There were periods where patients simply would be waiting on their payer to cover their therapy. Luckily, I think we’ve seen the maturation of the coding and reimbursement environment over the past two years, largely thanks to that advocacy from the American Society for Transplantation and Cellular Therapy and the American Society of Hematology. Today, around 90% of plans have coverage for CAR-T.

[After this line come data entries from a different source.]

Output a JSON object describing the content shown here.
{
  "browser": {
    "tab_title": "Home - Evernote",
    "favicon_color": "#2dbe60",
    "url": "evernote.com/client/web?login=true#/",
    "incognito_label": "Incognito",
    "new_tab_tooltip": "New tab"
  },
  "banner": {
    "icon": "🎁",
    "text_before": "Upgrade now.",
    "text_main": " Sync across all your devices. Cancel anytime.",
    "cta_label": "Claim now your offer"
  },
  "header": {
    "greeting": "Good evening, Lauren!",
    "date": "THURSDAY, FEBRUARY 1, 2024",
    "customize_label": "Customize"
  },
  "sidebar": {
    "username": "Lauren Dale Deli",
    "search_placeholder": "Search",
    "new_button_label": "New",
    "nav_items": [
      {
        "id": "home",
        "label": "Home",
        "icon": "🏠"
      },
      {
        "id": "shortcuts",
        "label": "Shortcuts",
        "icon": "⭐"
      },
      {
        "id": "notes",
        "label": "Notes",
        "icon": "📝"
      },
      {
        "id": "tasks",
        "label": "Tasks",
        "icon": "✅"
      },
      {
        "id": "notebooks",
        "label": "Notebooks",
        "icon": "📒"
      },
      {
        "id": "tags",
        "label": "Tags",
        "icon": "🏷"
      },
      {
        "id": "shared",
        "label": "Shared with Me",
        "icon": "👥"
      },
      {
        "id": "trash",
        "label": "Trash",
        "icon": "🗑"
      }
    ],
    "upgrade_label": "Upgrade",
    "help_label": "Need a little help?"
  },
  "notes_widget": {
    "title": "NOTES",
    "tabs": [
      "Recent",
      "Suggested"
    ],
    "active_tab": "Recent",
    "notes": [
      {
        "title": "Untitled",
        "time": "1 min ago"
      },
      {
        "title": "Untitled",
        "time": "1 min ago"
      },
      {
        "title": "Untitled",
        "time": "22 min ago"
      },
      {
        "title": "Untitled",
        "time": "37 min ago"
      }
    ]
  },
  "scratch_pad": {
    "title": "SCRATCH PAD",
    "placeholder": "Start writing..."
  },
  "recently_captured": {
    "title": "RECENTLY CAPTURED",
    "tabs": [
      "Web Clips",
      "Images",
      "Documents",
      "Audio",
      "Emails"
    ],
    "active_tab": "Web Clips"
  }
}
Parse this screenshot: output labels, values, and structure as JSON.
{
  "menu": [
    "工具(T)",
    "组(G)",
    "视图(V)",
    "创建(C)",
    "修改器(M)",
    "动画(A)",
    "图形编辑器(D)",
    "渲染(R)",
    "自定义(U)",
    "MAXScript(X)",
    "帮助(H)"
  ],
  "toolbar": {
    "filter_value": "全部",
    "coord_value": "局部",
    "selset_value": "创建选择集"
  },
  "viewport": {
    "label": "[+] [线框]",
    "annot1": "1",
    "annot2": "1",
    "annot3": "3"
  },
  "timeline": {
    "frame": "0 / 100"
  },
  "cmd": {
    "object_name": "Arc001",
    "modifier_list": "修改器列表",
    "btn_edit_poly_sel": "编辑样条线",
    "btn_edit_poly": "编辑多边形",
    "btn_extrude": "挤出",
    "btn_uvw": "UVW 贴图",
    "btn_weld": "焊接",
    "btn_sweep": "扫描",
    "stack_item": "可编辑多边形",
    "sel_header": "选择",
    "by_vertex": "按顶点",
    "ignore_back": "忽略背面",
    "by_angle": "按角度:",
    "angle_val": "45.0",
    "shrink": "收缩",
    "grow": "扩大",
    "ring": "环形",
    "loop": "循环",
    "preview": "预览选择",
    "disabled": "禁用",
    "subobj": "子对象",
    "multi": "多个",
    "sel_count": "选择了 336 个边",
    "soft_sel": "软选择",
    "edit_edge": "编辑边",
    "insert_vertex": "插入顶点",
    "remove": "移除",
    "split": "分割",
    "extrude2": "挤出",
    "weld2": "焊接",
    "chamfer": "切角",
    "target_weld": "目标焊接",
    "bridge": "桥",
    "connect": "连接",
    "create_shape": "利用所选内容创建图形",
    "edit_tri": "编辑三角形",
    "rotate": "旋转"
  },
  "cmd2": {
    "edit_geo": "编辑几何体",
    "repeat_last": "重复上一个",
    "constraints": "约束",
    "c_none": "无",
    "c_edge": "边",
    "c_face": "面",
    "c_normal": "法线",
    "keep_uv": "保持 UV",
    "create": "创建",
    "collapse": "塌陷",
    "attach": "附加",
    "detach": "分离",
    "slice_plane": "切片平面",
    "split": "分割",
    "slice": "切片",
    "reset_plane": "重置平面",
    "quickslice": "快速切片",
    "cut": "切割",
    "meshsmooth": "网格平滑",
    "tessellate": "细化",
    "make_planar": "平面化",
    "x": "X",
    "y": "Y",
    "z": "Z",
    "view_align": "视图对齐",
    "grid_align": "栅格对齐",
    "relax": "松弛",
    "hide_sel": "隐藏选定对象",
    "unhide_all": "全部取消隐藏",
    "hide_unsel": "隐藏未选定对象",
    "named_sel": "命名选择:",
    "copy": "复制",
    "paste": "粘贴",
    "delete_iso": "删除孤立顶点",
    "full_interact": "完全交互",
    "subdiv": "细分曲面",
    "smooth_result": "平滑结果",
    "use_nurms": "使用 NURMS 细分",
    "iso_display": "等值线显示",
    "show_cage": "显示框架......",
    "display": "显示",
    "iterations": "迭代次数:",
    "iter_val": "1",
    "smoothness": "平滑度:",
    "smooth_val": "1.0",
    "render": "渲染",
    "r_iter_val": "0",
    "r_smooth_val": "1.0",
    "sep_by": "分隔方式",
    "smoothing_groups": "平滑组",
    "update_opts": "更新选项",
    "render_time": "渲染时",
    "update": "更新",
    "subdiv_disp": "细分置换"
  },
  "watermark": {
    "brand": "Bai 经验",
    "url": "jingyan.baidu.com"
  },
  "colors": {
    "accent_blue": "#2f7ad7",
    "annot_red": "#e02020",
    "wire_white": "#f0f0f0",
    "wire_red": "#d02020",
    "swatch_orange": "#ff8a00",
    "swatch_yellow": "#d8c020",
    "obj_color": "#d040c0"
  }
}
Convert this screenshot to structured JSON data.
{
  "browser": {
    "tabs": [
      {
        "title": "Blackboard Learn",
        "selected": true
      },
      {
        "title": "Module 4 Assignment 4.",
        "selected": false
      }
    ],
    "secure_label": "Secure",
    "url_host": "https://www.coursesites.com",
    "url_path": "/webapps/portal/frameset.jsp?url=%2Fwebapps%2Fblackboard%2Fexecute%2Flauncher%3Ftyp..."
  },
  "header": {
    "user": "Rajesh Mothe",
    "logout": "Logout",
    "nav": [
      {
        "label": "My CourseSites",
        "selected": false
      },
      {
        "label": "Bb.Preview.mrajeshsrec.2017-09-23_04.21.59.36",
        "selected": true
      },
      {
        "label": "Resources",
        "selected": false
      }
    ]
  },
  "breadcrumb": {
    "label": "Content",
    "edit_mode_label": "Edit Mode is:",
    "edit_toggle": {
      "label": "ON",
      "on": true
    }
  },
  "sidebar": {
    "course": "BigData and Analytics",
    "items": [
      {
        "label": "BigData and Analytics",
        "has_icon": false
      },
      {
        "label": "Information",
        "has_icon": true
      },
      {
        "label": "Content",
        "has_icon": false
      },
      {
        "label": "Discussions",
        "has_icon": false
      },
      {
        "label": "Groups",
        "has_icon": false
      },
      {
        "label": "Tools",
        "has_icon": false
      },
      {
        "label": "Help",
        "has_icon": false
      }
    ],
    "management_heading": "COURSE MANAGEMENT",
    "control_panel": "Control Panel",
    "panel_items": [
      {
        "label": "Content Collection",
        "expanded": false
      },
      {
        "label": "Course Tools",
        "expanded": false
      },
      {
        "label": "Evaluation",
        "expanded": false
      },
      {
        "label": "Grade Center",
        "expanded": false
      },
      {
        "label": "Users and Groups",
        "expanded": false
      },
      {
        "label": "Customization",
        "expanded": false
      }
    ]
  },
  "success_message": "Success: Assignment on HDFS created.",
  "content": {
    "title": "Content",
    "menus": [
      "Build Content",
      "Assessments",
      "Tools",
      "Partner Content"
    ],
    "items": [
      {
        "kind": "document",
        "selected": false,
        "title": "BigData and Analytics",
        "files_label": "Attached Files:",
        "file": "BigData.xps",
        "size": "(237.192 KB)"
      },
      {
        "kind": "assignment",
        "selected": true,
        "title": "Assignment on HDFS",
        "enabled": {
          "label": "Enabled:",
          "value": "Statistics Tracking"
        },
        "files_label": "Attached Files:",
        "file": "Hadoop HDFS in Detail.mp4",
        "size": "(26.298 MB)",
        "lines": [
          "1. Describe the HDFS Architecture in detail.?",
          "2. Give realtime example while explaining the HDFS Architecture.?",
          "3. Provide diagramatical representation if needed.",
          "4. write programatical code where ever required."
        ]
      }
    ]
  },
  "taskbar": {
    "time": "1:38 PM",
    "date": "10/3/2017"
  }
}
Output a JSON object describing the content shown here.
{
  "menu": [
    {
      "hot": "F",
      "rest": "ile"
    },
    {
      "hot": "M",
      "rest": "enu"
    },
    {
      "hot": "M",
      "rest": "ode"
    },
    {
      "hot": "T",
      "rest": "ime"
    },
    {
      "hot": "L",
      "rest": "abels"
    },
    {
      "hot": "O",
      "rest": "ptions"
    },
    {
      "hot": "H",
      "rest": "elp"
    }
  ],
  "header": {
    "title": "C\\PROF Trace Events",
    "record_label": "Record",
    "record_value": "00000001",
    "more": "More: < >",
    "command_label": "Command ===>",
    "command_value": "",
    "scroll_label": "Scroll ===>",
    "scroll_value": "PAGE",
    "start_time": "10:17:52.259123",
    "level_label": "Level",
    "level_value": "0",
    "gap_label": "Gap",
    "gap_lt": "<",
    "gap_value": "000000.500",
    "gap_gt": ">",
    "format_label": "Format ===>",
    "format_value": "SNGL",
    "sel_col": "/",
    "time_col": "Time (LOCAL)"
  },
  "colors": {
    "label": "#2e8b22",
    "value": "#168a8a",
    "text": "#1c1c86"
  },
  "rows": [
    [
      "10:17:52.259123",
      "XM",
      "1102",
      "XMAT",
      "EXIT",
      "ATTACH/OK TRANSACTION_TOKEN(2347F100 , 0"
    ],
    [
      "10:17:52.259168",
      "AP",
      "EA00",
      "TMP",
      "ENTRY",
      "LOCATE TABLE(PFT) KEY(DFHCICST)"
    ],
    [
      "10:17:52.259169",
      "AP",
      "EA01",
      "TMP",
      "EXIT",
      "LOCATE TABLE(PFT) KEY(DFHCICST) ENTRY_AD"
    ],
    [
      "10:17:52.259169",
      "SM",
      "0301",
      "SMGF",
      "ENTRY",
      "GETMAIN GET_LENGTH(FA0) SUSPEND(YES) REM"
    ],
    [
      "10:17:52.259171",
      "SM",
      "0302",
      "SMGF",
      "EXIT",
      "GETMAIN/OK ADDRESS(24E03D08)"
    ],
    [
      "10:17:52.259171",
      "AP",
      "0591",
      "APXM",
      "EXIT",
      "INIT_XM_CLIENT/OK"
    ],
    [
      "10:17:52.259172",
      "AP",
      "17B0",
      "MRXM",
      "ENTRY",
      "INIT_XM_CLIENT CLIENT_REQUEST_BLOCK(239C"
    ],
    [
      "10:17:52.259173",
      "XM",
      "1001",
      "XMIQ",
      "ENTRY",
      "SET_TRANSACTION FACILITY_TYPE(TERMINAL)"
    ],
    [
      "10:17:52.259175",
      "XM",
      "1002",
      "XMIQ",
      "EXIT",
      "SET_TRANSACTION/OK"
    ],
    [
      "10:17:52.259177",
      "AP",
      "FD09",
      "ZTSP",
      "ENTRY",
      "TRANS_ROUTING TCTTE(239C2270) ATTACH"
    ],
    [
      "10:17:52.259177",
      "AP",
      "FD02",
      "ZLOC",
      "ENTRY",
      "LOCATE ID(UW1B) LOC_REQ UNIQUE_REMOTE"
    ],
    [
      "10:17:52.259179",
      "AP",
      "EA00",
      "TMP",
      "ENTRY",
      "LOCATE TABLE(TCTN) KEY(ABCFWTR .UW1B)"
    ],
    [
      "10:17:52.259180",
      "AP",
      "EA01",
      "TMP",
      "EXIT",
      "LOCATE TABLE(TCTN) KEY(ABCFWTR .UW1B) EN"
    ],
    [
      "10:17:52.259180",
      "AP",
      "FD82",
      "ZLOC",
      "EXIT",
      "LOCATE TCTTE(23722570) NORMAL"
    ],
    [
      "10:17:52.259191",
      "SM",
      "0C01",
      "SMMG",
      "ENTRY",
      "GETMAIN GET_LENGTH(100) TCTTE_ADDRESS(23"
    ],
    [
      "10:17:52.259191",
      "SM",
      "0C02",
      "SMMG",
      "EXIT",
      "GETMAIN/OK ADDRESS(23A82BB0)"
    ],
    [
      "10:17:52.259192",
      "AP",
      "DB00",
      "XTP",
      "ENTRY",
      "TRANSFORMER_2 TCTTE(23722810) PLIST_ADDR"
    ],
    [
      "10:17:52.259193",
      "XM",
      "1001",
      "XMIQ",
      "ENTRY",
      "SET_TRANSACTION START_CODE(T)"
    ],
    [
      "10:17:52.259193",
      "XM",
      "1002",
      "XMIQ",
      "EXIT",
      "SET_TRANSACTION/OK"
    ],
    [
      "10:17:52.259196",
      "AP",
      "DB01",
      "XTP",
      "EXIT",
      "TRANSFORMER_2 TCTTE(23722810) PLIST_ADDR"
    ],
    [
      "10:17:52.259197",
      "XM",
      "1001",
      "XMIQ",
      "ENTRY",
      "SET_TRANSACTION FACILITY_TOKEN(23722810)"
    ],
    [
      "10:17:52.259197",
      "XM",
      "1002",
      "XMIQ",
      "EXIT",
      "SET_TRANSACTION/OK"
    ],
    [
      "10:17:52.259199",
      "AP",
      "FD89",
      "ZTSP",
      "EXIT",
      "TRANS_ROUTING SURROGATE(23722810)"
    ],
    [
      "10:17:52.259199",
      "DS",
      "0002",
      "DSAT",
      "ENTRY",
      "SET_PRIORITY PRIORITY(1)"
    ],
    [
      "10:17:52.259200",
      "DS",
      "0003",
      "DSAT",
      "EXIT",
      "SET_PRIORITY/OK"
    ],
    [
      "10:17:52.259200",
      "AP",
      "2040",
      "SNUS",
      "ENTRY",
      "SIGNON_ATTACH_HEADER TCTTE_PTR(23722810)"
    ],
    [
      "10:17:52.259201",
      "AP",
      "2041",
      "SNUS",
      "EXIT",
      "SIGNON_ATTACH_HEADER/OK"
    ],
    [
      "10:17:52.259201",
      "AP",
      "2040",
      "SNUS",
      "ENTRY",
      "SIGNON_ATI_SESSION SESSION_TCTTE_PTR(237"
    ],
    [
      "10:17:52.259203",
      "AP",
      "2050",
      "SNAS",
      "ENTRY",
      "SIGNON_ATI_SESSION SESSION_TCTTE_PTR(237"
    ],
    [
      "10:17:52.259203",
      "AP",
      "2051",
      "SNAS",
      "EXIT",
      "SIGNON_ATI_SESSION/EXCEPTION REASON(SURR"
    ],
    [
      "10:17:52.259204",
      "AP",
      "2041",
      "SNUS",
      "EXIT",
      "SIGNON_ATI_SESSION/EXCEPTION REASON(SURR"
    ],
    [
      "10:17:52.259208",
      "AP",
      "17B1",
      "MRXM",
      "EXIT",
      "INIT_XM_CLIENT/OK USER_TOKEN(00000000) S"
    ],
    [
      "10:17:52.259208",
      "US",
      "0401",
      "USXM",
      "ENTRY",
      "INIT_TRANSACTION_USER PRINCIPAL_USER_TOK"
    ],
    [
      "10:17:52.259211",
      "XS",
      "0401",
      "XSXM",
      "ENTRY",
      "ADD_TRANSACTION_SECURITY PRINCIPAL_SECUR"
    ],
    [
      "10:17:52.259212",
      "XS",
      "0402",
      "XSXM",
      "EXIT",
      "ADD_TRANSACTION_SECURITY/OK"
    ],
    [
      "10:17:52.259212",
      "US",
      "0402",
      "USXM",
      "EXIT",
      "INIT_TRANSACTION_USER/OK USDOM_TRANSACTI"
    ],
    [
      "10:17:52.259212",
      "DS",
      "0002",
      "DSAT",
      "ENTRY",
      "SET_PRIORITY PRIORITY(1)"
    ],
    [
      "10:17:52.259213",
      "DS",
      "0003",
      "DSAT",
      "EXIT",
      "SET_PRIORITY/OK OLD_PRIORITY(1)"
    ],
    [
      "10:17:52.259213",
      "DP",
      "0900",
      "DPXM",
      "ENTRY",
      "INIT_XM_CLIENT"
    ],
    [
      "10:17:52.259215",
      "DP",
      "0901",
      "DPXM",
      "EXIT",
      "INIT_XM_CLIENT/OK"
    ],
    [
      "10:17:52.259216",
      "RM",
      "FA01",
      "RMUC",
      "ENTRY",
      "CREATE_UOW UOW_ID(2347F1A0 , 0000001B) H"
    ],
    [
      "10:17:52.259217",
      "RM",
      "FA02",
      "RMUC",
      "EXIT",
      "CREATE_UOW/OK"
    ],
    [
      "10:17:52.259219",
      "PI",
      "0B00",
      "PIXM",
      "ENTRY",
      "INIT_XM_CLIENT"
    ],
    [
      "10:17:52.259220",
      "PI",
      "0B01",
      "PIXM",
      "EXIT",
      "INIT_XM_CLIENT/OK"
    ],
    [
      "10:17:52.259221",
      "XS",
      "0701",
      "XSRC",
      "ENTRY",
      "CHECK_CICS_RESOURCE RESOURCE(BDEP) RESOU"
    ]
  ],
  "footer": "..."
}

But they’re still nuances. For starters, it’s not just about the cost of the therapy, but the associated costs for delivering a therapy, including leukapheresis, the administration of steroids and other related costs. The coding considerations have not been inclusive of the full cost surrounding CAR therapy and this has been presented in a number of forums. But it impacts patients and providers and practices, and I would like to see this improve over time as cellular therapy becomes mainstream. I think with increased policy advocacy, we can definitely get to a healthier state.

Are some CAR -T therapies and indications more appropriate for the community setting than others?

As different products are tested, there will be clear winners that are more suitable for the community setting. And those will likely (be) therapies that have lower toxicity profiles, so that you can ensure you’re not going to have to admit your patient to the hospital.

With the current generation of CAR-T therapies, most folks would say that there have been different experiences with the two primary players. But over time, I think we will definitively determine which immune effector cells are more appropriate from an outpatient perspective and which are more suitable for inpatient administration.

So I think the verdict is still largely out.

*This transcript has been edited for clarity and length.